Voorlopige voorziening van Rechtbank Utrecht, Voorzieningenrechter, 17 de Octubre de 2006

Sprekergepubliceerd
Datum uitspraak17 de Octubre de 2006
Uitgevende instantie:Voorzieningenrechter

RECHTBANK UTRECHT

Sector bestuursrecht

zaaknummer: SBR 06/3428

uitspraak van de voorzieningenrechter van 17 oktober 2006 inzake

[verzoeker], wonende te [woonplaats],

verzoeker,

tegen

het college van burgemeester en wethouders van de gemeente [woonplaats],

verweerder.

Inleiding

1.1 Het verzoek heeft betrekking op het besluit van 6 september 2006 waarbij verweerder, onder verbeurte van een dwangsom van € 500,- per dag tot een maximum van € 7.000,-, heeft gelast het gebruik van de woonwagenstandplaats met adres [adres] te [woonplaats] per 19 september 2006 te beindigen en beindigd te houden.
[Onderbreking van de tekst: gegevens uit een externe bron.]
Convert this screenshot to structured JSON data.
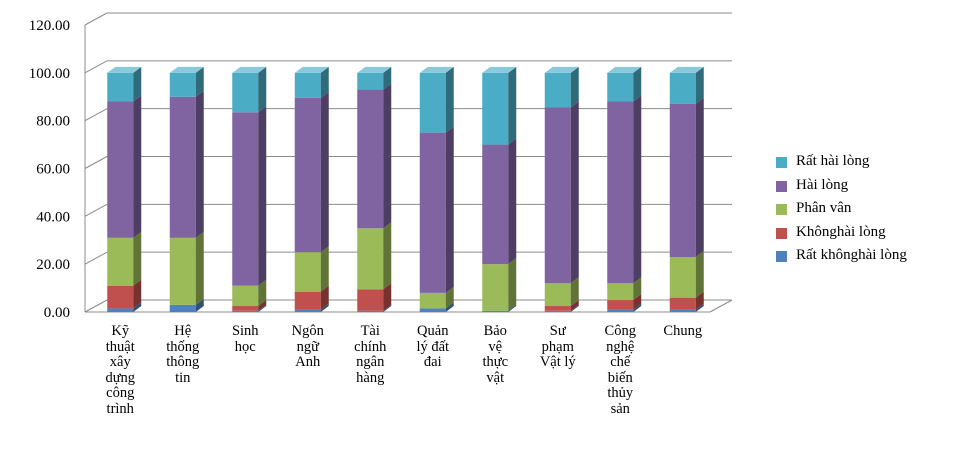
{
  "chart_data": {
    "type": "bar",
    "stacked": true,
    "style": "3d-column",
    "categories": [
      "Kỹ\nthuật\nxây\ndựng\ncông\ntrình",
      "Hệ\nthống\nthông\ntin",
      "Sinh\nhọc",
      "Ngôn\nngữ\nAnh",
      "Tài\nchính\nngân\nhàng",
      "Quản\nlý đất\nđai",
      "Bảo\nvệ\nthực\nvật",
      "Sư\nphạm\nVật lý",
      "Công\nnghệ\nchế\nbiến\nthủy\nsản",
      "Chung"
    ],
    "series": [
      {
        "name": "Rất không hài lòng",
        "color": "#4F81BD",
        "values": [
          1.5,
          3.0,
          0.5,
          1.0,
          0.5,
          1.5,
          0.5,
          0.5,
          1.0,
          1.0
        ]
      },
      {
        "name": "Không hài lòng",
        "color": "#C0504D",
        "values": [
          9.5,
          0.0,
          2.0,
          7.5,
          9.0,
          0.0,
          0.0,
          2.0,
          4.0,
          5.0
        ]
      },
      {
        "name": "Phân vân",
        "color": "#9BBB59",
        "values": [
          20.0,
          28.0,
          8.5,
          16.5,
          25.5,
          6.5,
          19.5,
          9.5,
          7.0,
          17.0
        ]
      },
      {
        "name": "Hài lòng",
        "color": "#8064A2",
        "values": [
          57.0,
          59.0,
          72.5,
          64.5,
          58.0,
          67.0,
          50.0,
          73.5,
          76.0,
          64.0
        ]
      },
      {
        "name": "Rất hài lòng",
        "color": "#4BACC6",
        "values": [
          12.0,
          10.0,
          16.5,
          10.5,
          7.0,
          25.0,
          30.0,
          14.5,
          12.0,
          13.0
        ]
      }
    ],
    "legend_order": [
      "Rất hài lòng",
      "Hài lòng",
      "Phân vân",
      "Không hài lòng",
      "Rất không hài lòng"
    ],
    "legend_labels": {
      "Rất hài lòng": "Rất hài lòng",
      "Hài lòng": "Hài lòng",
      "Phân vân": "Phân vân",
      "Không hài lòng": "Khônghài lòng",
      "Rất không hài lòng": "Rất khônghài lòng"
    },
    "yticks": [
      "0.00",
      "20.00",
      "40.00",
      "60.00",
      "80.00",
      "100.00",
      "120.00"
    ],
    "ylim": [
      0,
      120
    ],
    "grid": true,
    "legend_position": "right",
    "title": "",
    "xlabel": "",
    "ylabel": ""
  }
}
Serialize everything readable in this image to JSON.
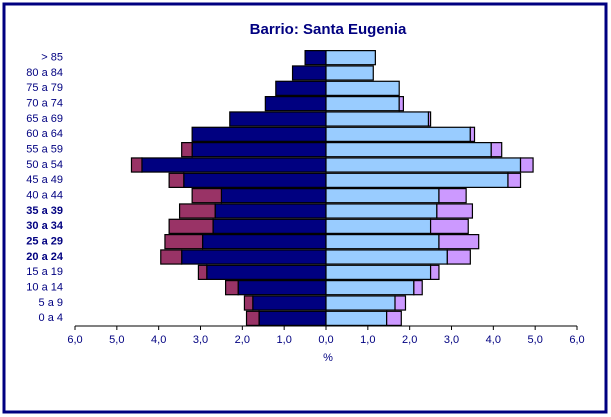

1.2 Het verzoek is op 3 oktober 2006 ter zitting behandeld, waar verzoeker in persoon is verschenen, bijgestaan door mr. A. Eksen, medewerker bij Juristengroep Moszkowicz Nieuwegein te Nieuwegein. Verweerder heeft zich laten vertegenwoordigen door mr. J. Fer-Pawirodihardjo en mr. Th. Tuenter, beiden werkzaam bij de gemeente [woonplaats].

Overwegingen

2.1 Ingevolge artikel 8:81 van de Algemene wet bestuursrecht (Awb) kan, indien tegen een besluit bij de rechtbank beroep is ingesteld dan wel, voorafgaand aan een mogelijk beroep bij de rechtbank, bezwaar is gemaakt of administratief beroep is ingesteld, de voorzieningenrechter van de rechtbank die bevoegd is of kan worden in de hoofdzaak, op verzoek een voorlopige voorziening treffen indien onverwijlde spoed, gelet op de betrokken belangen, dat vereist.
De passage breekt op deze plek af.